First of all, safety; we never want to carry liquid fuel in the passenger compartment of a vehicle, and that includes the trunk. Gas cans are notorious for leaking, and the liquid is not the most dangerous part, the combustible vapors are. When fuel gets warm, it expands, and pressure builds up. Most cans are not equipped to hold that pressure in without off-gassing somewhat. The plastic cans, especially the new government versions, will swell up like a balloon making them unstable to store in hot environments.
The other danger with red gas cans is that they are obviously gasoline. The attentive and desperate refugee that sees you carrying a half dozen red gas cans strapped to the top of your car may become a security threat to your family when he attempts to rob you of the precious fuel on the road somewhere. The last thing you need while idling in gridlock is a fight over your gas cans.
While federal law says that fuel must be stored in approved containers, you may want to think outside the box and find a way to camouflage the containers as something else in a true crisis situation. Perhaps use the same durable cans but use a different color like blue or yellow. Maybe stencil a label that says something like WATER, KEROSENE, or even USED FRY OIL to throw people off. Keep in mind that if someone sees you refilling with a mislabeled can, your cover will be blown, so keep it on the down low.
The other items we need to consider for resupply are food and water. The purpose of bugging out is to get out of dodge, and stopping in other populated areas could be dangerous. Since safety and security are prime considerations in a vehicle bug-out, it would be wise to keep all bags packed, zipped, buckled, and near the doors for a quick escape. Some stops are hard to avoid, such as the bathroom break, although there are ways to work around that with certain travel potty products.
Long rides mean potentially missed meals and possibly dehydration. There are many nutrition options available to the traveler these days, from protein bars to MREs that can be eaten cold if needed. When planning for your bug-out scenarios, take this into consideration. If you don’t, there could be some hangry passengers onboard. Think about how you are going to get at least 1200 calories into each passenger per day, if not more, and do that without taking it from a well-packed bug-out bag.

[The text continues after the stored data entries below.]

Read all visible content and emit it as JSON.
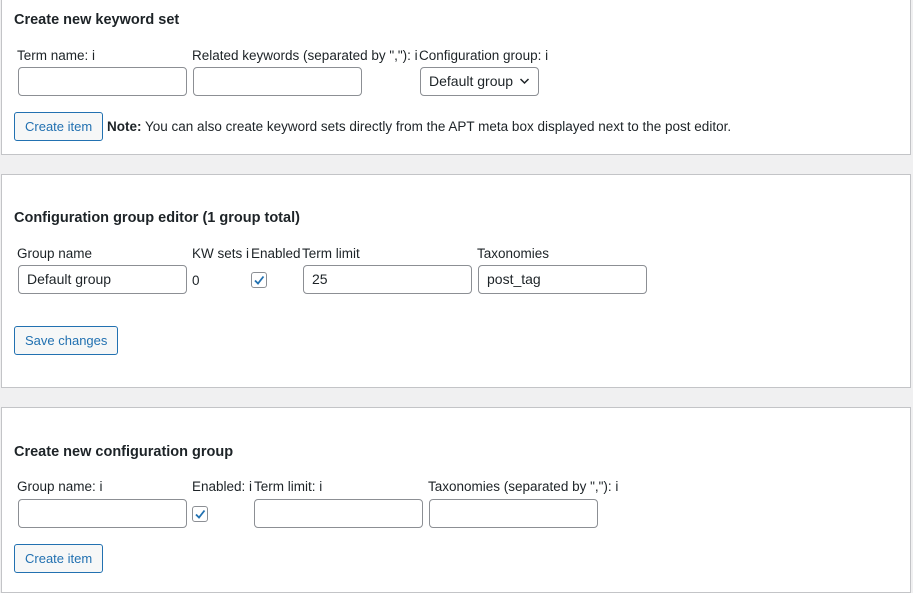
{
  "keyword_set": {
    "title": "Create new keyword set",
    "term_name_label": "Term name: i",
    "related_keywords_label": "Related keywords (separated by \",\"): i",
    "config_group_label": "Configuration group: i",
    "config_group_selected": "Default group",
    "term_name_value": "",
    "related_keywords_value": "",
    "create_button": "Create item",
    "note_label": "Note:",
    "note_text": " You can also create keyword sets directly from the APT meta box displayed next to the post editor."
  },
  "group_editor": {
    "title": "Configuration group editor (1 group total)",
    "columns": {
      "group_name": "Group name",
      "kw_sets": "KW sets i",
      "enabled": "Enabled",
      "term_limit": "Term limit",
      "taxonomies": "Taxonomies"
    },
    "row": {
      "group_name": "Default group",
      "kw_sets": "0",
      "enabled": true,
      "term_limit": "25",
      "taxonomies": "post_tag"
    },
    "save_button": "Save changes"
  },
  "new_group": {
    "title": "Create new configuration group",
    "group_name_label": "Group name: i",
    "enabled_label": "Enabled: i",
    "term_limit_label": "Term limit: i",
    "taxonomies_label": "Taxonomies (separated by \",\"): i",
    "enabled": true,
    "create_button": "Create item"
  },
  "colors": {
    "accent": "#2271b1",
    "border": "#8c8f94",
    "background": "#f0f0f1"
  }
}
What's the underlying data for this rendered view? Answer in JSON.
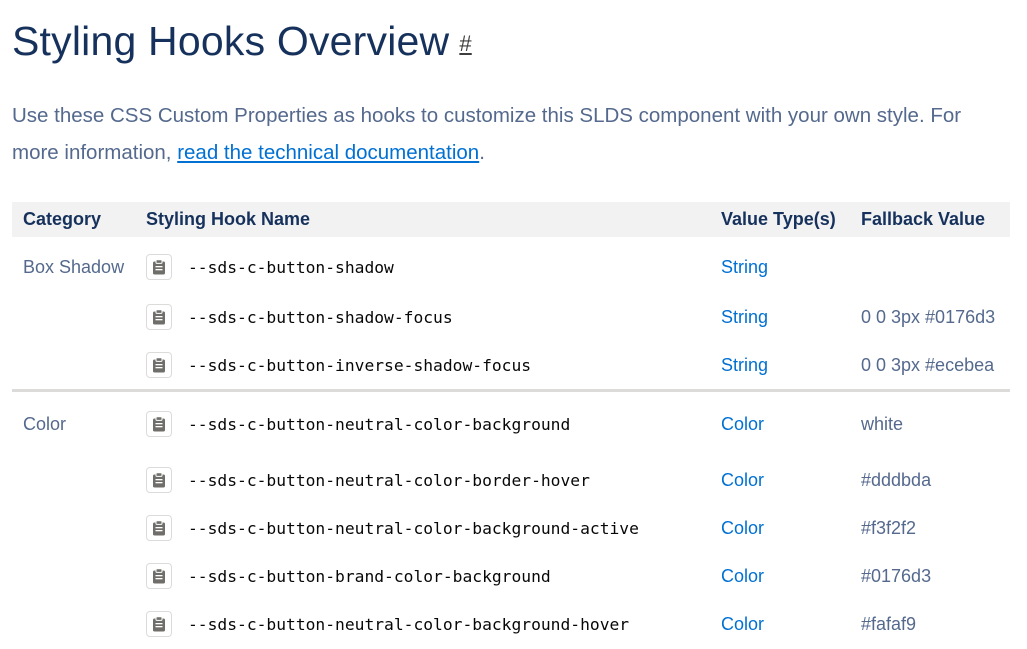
{
  "header": {
    "title": "Styling Hooks Overview",
    "anchor": "#"
  },
  "intro": {
    "text_before": "Use these CSS Custom Properties as hooks to customize this SLDS component with your own style. For more information, ",
    "link_text": "read the technical documentation",
    "text_after": "."
  },
  "table": {
    "columns": [
      "Category",
      "Styling Hook Name",
      "Value Type(s)",
      "Fallback Value"
    ],
    "groups": [
      {
        "category": "Box Shadow",
        "rows": [
          {
            "name": "--sds-c-button-shadow",
            "type": "String",
            "fallback": ""
          },
          {
            "name": "--sds-c-button-shadow-focus",
            "type": "String",
            "fallback": "0 0 3px #0176d3"
          },
          {
            "name": "--sds-c-button-inverse-shadow-focus",
            "type": "String",
            "fallback": "0 0 3px #ecebea"
          }
        ]
      },
      {
        "category": "Color",
        "rows": [
          {
            "name": "--sds-c-button-neutral-color-background",
            "type": "Color",
            "fallback": "white"
          },
          {
            "name": "--sds-c-button-neutral-color-border-hover",
            "type": "Color",
            "fallback": "#dddbda"
          },
          {
            "name": "--sds-c-button-neutral-color-background-active",
            "type": "Color",
            "fallback": "#f3f2f2"
          },
          {
            "name": "--sds-c-button-brand-color-background",
            "type": "Color",
            "fallback": "#0176d3"
          },
          {
            "name": "--sds-c-button-neutral-color-background-hover",
            "type": "Color",
            "fallback": "#fafaf9"
          }
        ]
      }
    ],
    "copy_icon": "clipboard-icon"
  },
  "colors": {
    "heading": "#16325c",
    "body_text": "#54698d",
    "link": "#0070d2",
    "header_row_bg": "#f3f2f2",
    "divider": "#dddbda"
  }
}
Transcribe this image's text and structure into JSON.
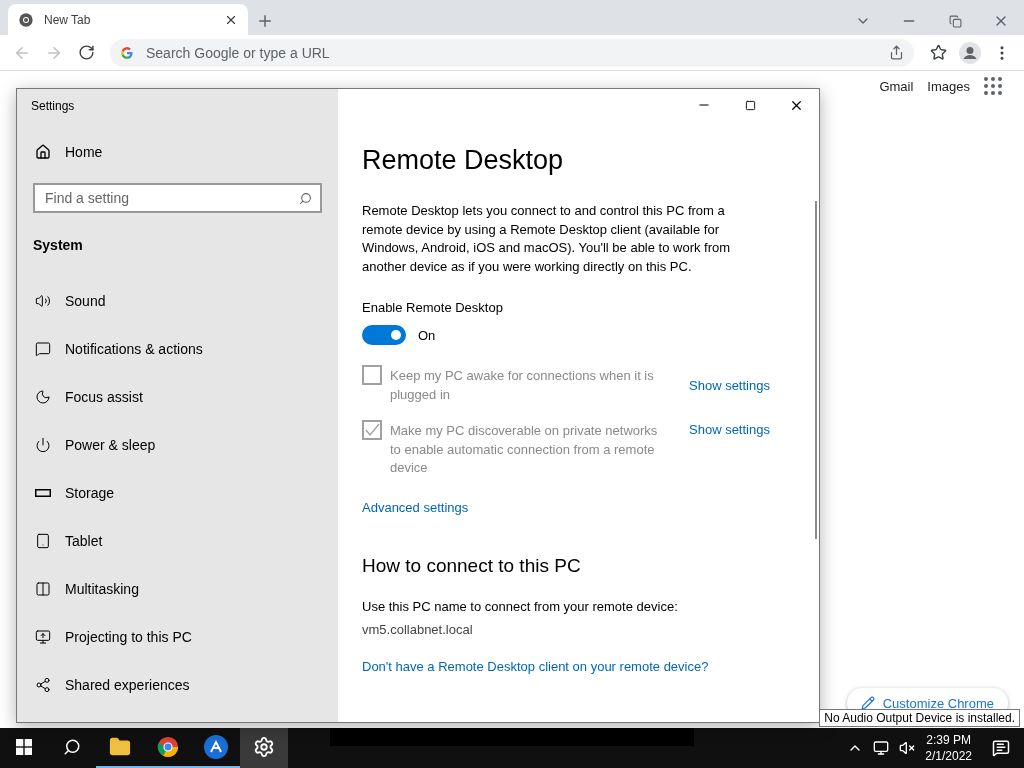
{
  "browser": {
    "tab": {
      "title": "New Tab",
      "selected": true
    },
    "address_bar": {
      "placeholder": "Search Google or type a URL"
    },
    "links": [
      "Gmail",
      "Images"
    ],
    "customize_button": "Customize Chrome"
  },
  "settings_window": {
    "title": "Settings",
    "sidebar": {
      "home": "Home",
      "search": {
        "placeholder": "Find a setting"
      },
      "section": "System",
      "items": [
        {
          "label": "Sound",
          "selected": false
        },
        {
          "label": "Notifications & actions",
          "selected": false
        },
        {
          "label": "Focus assist",
          "selected": false
        },
        {
          "label": "Power & sleep",
          "selected": false
        },
        {
          "label": "Storage",
          "selected": false
        },
        {
          "label": "Tablet",
          "selected": false
        },
        {
          "label": "Multitasking",
          "selected": false
        },
        {
          "label": "Projecting to this PC",
          "selected": false
        },
        {
          "label": "Shared experiences",
          "selected": false
        }
      ]
    },
    "page": {
      "title": "Remote Desktop",
      "description": "Remote Desktop lets you connect to and control this PC from a remote device by using a Remote Desktop client (available for Windows, Android, iOS and macOS). You'll be able to work from another device as if you were working directly on this PC.",
      "enable": {
        "label": "Enable Remote Desktop",
        "on": true,
        "state_text": "On"
      },
      "options": [
        {
          "label": "Keep my PC awake for connections when it is plugged in",
          "checked": false,
          "disabled": true,
          "link": "Show settings"
        },
        {
          "label": "Make my PC discoverable on private networks to enable automatic connection from a remote device",
          "checked": true,
          "disabled": true,
          "link": "Show settings"
        }
      ],
      "advanced_link": "Advanced settings",
      "connect_heading": "How to connect to this PC",
      "connect_text": "Use this PC name to connect from your remote device:",
      "pc_name": "vm5.collabnet.local",
      "client_link": "Don't have a Remote Desktop client on your remote device?"
    }
  },
  "taskbar": {
    "apps": [
      {
        "running": true,
        "selected": false
      },
      {
        "running": true,
        "selected": false
      },
      {
        "running": true,
        "selected": false
      },
      {
        "running": false,
        "selected": true
      }
    ],
    "time": "2:39 PM",
    "date": "2/1/2022",
    "tooltip": "No Audio Output Device is installed."
  }
}
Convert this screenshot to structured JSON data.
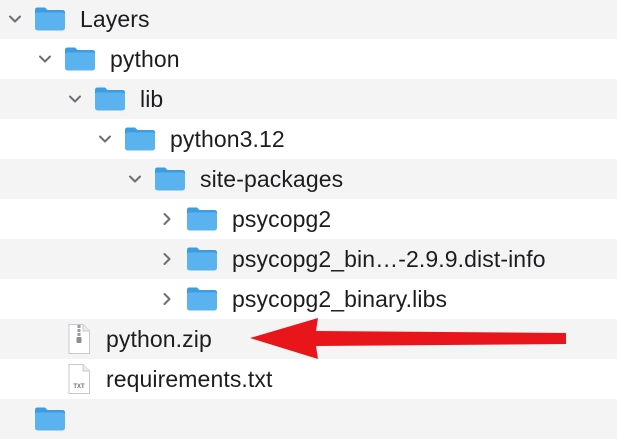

Your passengers will need water too. The formula for proper hydration is at a minimum, one ounce of water per pound of weight multiplied by .55 (1oz.per Lb. Body weight x.55= daily water intake in ounces). For example, a 200-pound person should drink approximately 110 ounces of water. That is almost one gallon per day and more if the workload and weather require it.
BUGGING OUT IS ESSENTIALLY AN EVACUATION TO SAFETY. Try to plan your evac routes to avoid potentially dangerous areas while keeping you near the necessities in case of an unplanned breakdown or emergency. Part of your travel plan should be your loadout, and things that get used up need to be high on your packing and resupply list. There should also always be a Plan “B.” If you break down or somehow lose all of your supplies, how will you continue the mission? Before you begin your vehicle journey, think about what would happen if you had to walk. Does your route take you past reliable food and water sources? Do you have an alternate way to carry water, food, or even an injured person to the next resupply stop?
THESE ARE ALL THINGS THAT NEED TO BE CONSIDERED BEFORE YOU LEAVE THE DRIVEWAY.